Beschlüsse der Vollversammlung


Die Delegierten der BLZK haben den Vorstand mit der Organisation und Durchführung eines Informations- und Protesttags in München beauftragt, der unter dem Motto "Es reicht, Herr Lauterbach!" steht. Die Politik wurde aufgefordert, die Rahmenbedingungen für inhabergeführte, freiberufliche Praxisstrukturen zu stärken und den Schutz von Gesundheitsdaten sowie die ärztliche Schweigepflicht zu gewährleisten. Darüber hinaus soll der Kosten- und Verwaltungsaufwand für die Angehörigen der Heilberufe verringert werden.


Ein weiterer wichtiger Beschluss betrifft die Anpassung des GOZ-Punktwerts nach 36 Jahren Untätigkeit und die Einführung einer nötigen Dynamisierung. Die Bürokratie soll abgebaut werden, und der Gesetzgeber wurde aufgefordert, die Vorschläge der zahnärztlichen Körperschaften zeitnah umzusetzen. Auch Maßnahmen zur Bekämpfung des anhaltenden Fachkräftemangels in den Zahnarztpraxen wurden beschlossen.
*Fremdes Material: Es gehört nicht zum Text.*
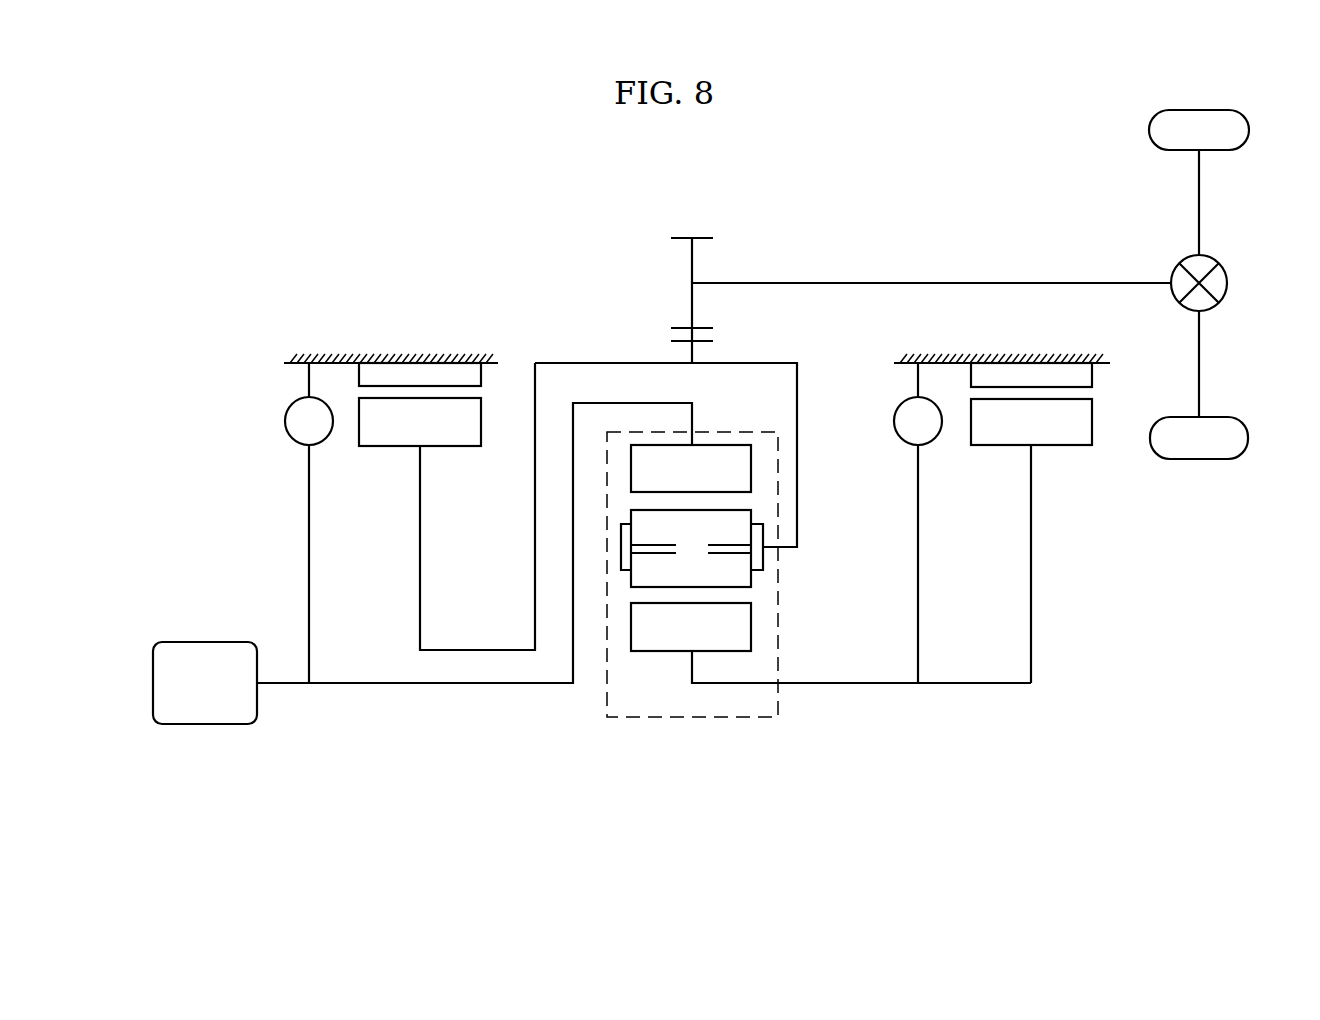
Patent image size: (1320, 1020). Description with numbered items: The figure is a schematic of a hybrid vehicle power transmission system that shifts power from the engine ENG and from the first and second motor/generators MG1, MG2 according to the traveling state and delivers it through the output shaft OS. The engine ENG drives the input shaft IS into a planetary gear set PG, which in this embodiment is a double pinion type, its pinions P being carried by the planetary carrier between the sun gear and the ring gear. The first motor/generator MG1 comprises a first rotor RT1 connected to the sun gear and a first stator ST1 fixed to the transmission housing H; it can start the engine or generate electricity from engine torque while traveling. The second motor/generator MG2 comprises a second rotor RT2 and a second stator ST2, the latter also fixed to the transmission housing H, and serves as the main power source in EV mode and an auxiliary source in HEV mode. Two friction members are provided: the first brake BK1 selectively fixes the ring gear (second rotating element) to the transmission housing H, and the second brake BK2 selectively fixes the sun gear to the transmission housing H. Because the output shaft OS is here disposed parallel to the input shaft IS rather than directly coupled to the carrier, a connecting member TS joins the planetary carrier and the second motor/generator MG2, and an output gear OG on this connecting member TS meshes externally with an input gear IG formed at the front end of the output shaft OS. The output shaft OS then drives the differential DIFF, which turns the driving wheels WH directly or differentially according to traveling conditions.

The engine ENG is at (205, 683).
The input shaft IS is at (498, 684).
The first brake BK1 is at (309, 523).
The second brake BK2 is at (918, 523).
The transmission housing H is at (351, 362).
The first motor/generator MG1 is at (1052, 523).
The second motor/generator MG2 is at (447, 448).
The first stator ST1 is at (1080, 375).
The first rotor RT1 is at (1057, 410).
The second stator ST2 is at (411, 373).
The second rotor RT2 is at (458, 428).
The connecting member TS is at (767, 362).
The input gear IG is at (690, 298).
The output gear OG is at (678, 341).
The output shaft OS is at (930, 282).
The differential DIFF is at (1172, 275).
The driving wheels WH is at (1152, 128).
The planetary gear set PG is at (819, 615).
The pinion P is at (691, 548).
Im Bereich der Digitalisierung wurde gefordert, eine individuelle Speicherung der Gesundheits- und Krankheitsdaten auf patienteneigenen Datenträgern zu ermöglichen. Falls die elektronische Patientenakte (ePA) umgesetzt wird, sollte ein Opt-in-Verfahren anstelle des geplanten Opt-out-Verfahrens eingeführt werden. Die Digitalisierung im Gesundheitswesen sollte dazu beitragen, Zahnärztinnen und Zahnärzten eine Arbeitsentlastung und Kostenersparnis zu bieten und somit einen Mehrwert für die Patientenbehandlung und die Praxisorganisation zu schaffen.


Fazit


Die Vollversammlung der BLZK hat wegweisende Beschlüsse gefasst, die die Standespolitik für bayerische Zahnärzte beeinflussen werden. Die Veranstaltung zeugt von einer starken Geschlossenheit der Zahnärzteschaft und unterstreicht die Dringlichkeit der angesprochenen Themen. Die Beschlüsse sind ein deutlicher Appell an die Politik, die Belange der Zahnärzteschaft zu berücksichtigen und die medizinische Versorgung in Bayern sicherzustellen.